Eliminating grid from configuration, e.g. _CONDOR_CONDOR_HOST=grid0, and running 10,000 condor_reschedule's showed zero of these delays.

stracre showed the delay occurred when waiting (sendto, poll [delay], recvfrom) for a response from the DNS server.
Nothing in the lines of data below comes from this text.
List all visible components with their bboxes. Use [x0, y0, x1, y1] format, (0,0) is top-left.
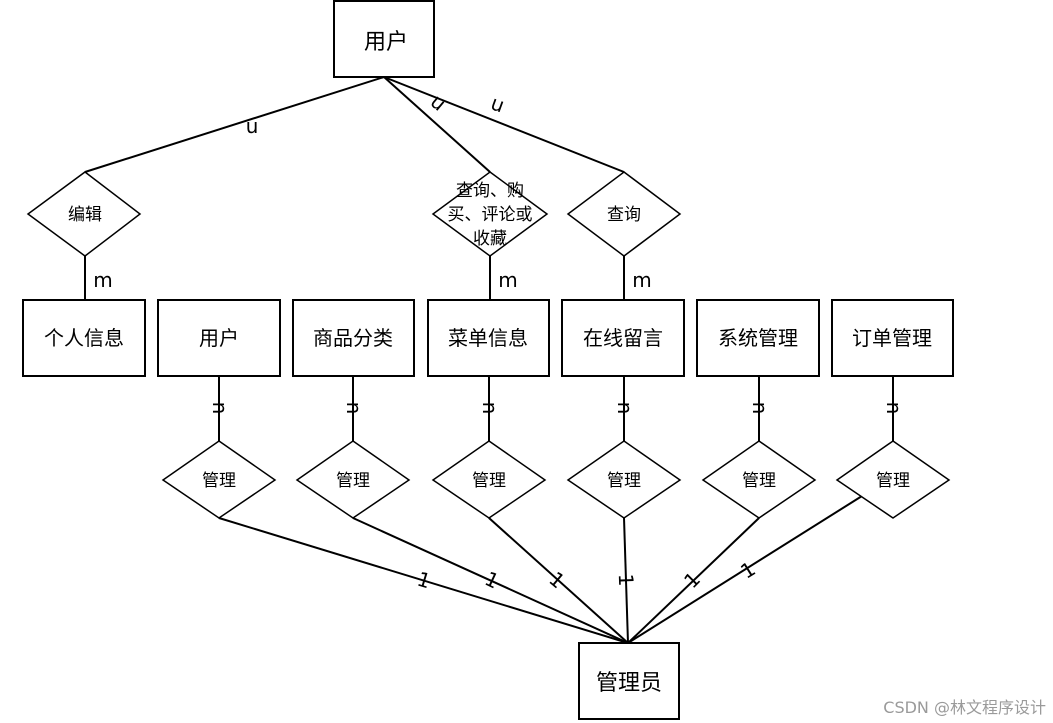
entity-message-label: 在线留言: [583, 326, 663, 350]
entity-admin-label: 管理员: [596, 671, 662, 696]
card-n-order: n: [882, 402, 906, 415]
entity-order-mgmt-label: 订单管理: [852, 326, 932, 350]
entity-user: [157, 299, 281, 377]
edge-manage3-admin: [488, 517, 629, 644]
rel-manage-2: [295, 440, 411, 519]
card-1-f: 1: [736, 556, 760, 583]
entity-user-top: [333, 0, 435, 78]
rel-manage-6: [835, 440, 951, 519]
card-n-category: n: [342, 402, 366, 415]
rel-query-buy: [431, 171, 549, 257]
entity-category: [292, 299, 415, 377]
card-1-a: 1: [414, 567, 433, 594]
edge-user-edit: [84, 76, 385, 173]
rel-manage-3-label: 管理: [472, 471, 506, 491]
rel-manage-6-label: 管理: [876, 471, 910, 491]
card-m-querybuy: m: [498, 268, 517, 292]
entity-personal-info-label: 个人信息: [44, 326, 124, 350]
rel-query: [566, 171, 682, 257]
rel-manage-1: [161, 440, 277, 519]
card-1-e: 1: [679, 567, 705, 593]
rel-edit: [26, 171, 142, 257]
rel-manage-1-label: 管理: [202, 471, 236, 491]
card-n-querybuy: n: [424, 91, 449, 118]
rel-manage-4: [566, 440, 682, 519]
card-m-edit: m: [93, 268, 112, 292]
rel-manage-5: [701, 440, 817, 519]
rel-query-buy-label-3: 收藏: [473, 229, 507, 249]
card-n-query: n: [487, 93, 507, 120]
edge-manage6-admin: [627, 495, 863, 644]
entity-system-mgmt: [696, 299, 820, 377]
edge-manage4-admin: [623, 517, 629, 644]
rel-query-buy-label-2: 买、评论或: [448, 205, 533, 225]
entity-message: [561, 299, 685, 377]
entity-user-label: 用户: [199, 326, 239, 350]
rel-manage-3: [431, 440, 547, 519]
edge-manage5-admin: [627, 517, 760, 644]
edge-manage1-admin: [218, 517, 629, 644]
card-n-system: n: [748, 402, 772, 415]
rel-edit-label: 编辑: [68, 205, 102, 225]
card-n-menu: n: [478, 402, 502, 415]
edge-user-querybuy: [383, 76, 491, 173]
rel-manage-2-label: 管理: [336, 471, 370, 491]
entity-system-mgmt-label: 系统管理: [718, 326, 798, 350]
rel-query-label: 查询: [607, 205, 641, 225]
rel-manage-4-label: 管理: [607, 471, 641, 491]
card-n-message: n: [613, 402, 637, 415]
entity-order-mgmt: [831, 299, 954, 377]
entity-personal-info: [22, 299, 146, 377]
edge-manage2-admin: [352, 517, 629, 644]
entity-menu-info: [427, 299, 550, 377]
entity-menu-info-label: 菜单信息: [448, 326, 528, 350]
edge-user-query: [383, 76, 625, 173]
rel-manage-5-label: 管理: [742, 471, 776, 491]
entity-admin: [578, 642, 680, 720]
watermark: CSDN @林文程序设计: [883, 698, 1046, 717]
card-n-edit: n: [246, 117, 259, 141]
card-n-user: n: [208, 402, 232, 415]
card-1-b: 1: [481, 566, 503, 593]
card-m-query: m: [632, 268, 651, 292]
entity-user-top-label: 用户: [364, 30, 408, 55]
entity-category-label: 商品分类: [313, 326, 393, 350]
card-1-d: 1: [614, 573, 638, 587]
rel-query-buy-label-1: 查询、购: [456, 181, 524, 201]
Comment 2 Matthew Farrellee 2011-03-05 17:27:07 UTC
The run of 10,000 condor_reschedules did show,

Sat Mar  5 12:04:00 EST 2011
4656
Maximum allowable gap: 1 seconds
Found gap of 3 seconds:
 03/05/11 12:04:00 (fd:2) (pid:25170) Using port 37009 based on address "<10.10.10.10:37009>"
 03/05/11 12:04:03 (fd:2) (pid:25170) CONNECT bound to <10.10.10.10:33448> fd=3 peer=<10.10.10.10:37009>

real	0m3.019s
user	0m0.036s
sys	0m0.006s

Sat Mar  5 12:04:30 EST 2011
5398
Maximum allowable gap: 1 seconds
Found gap of 9 seconds:
 03/05/11 12:04:30 (fd:2) (pid:27417) Using port 37009 based on address "<10.10.10.10:37009>"
 03/05/11 12:04:39 (fd:2) (pid:27417) CONNECT bound to <10.10.10.10:41647> fd=3 peer=<10.10.10.10:37009>

real	0m9.020s
user	0m0.035s
sys	0m0.008s

Sat Mar  5 12:05:30 EST 2011
6799
Maximum allowable gap: 1 seconds
Found gap of 3 seconds:
 03/05/11 12:05:30 (fd:2) (pid:31686) Using port 37009 based on address "<10.10.10.10:37009>"
 03/05/11 12:05:33 (fd:2) (pid:31686) CONNECT bound to <10.10.10.10:46311> fd=3 peer=<10.10.10.10:37009>

real	0m3.020s
user	0m0.038s
sys	0m0.007s

Sat Mar  5 12:05:40 EST 2011
6992
Maximum allowable gap: 1 seconds
Found gap of 3 seconds:
 03/05/11 12:05:40 (fd:2) (pid:32269) Using port 37009 based on address "<10.10.10.10:37009>"
 03/05/11 12:05:43 (fd:2) (pid:32269) CONNECT bound to <10.10.10.10:39197> fd=3 peer=<10.10.10.10:37009>

real	0m3.020s
user	0m0.037s
sys	0m0.009s

NOTE: 37009 is the Schedd's command port

Comment 3 Matthew Farrellee 2011-03-05 18:11:37 UTC
The CONNECT delays coincide with delays in the SchedLog.

condor_reschedule,

Found gap of 3 seconds:
 03/05/11 13:07:38 (fd:2) (pid:16124) Using port 37009 based on address "<10.10.10.10:37009>"
 03/05/11 13:07:41 (fd:2) (pid:16124) CONNECT bound to <10.10.10.10:51644> fd=3 peer=<10.10.10.10:37009>

SchedLog,

Found gap of 5 seconds:
 03/05/11 13:07:36 (fd:20) (pid:27463) Calling gethostbyname(grid)
 03/05/11 13:07:41 (fd:20) (pid:27463) Found IP addr in hostent: 10.10.10.10

Comment 4 Matthew Farrellee 2011-03-05 18:24:52 UTC
With CONDOR_HOST=grid0 for the Schedd, a run of 10,000 condor_reschedules shows no CONNECT gaps.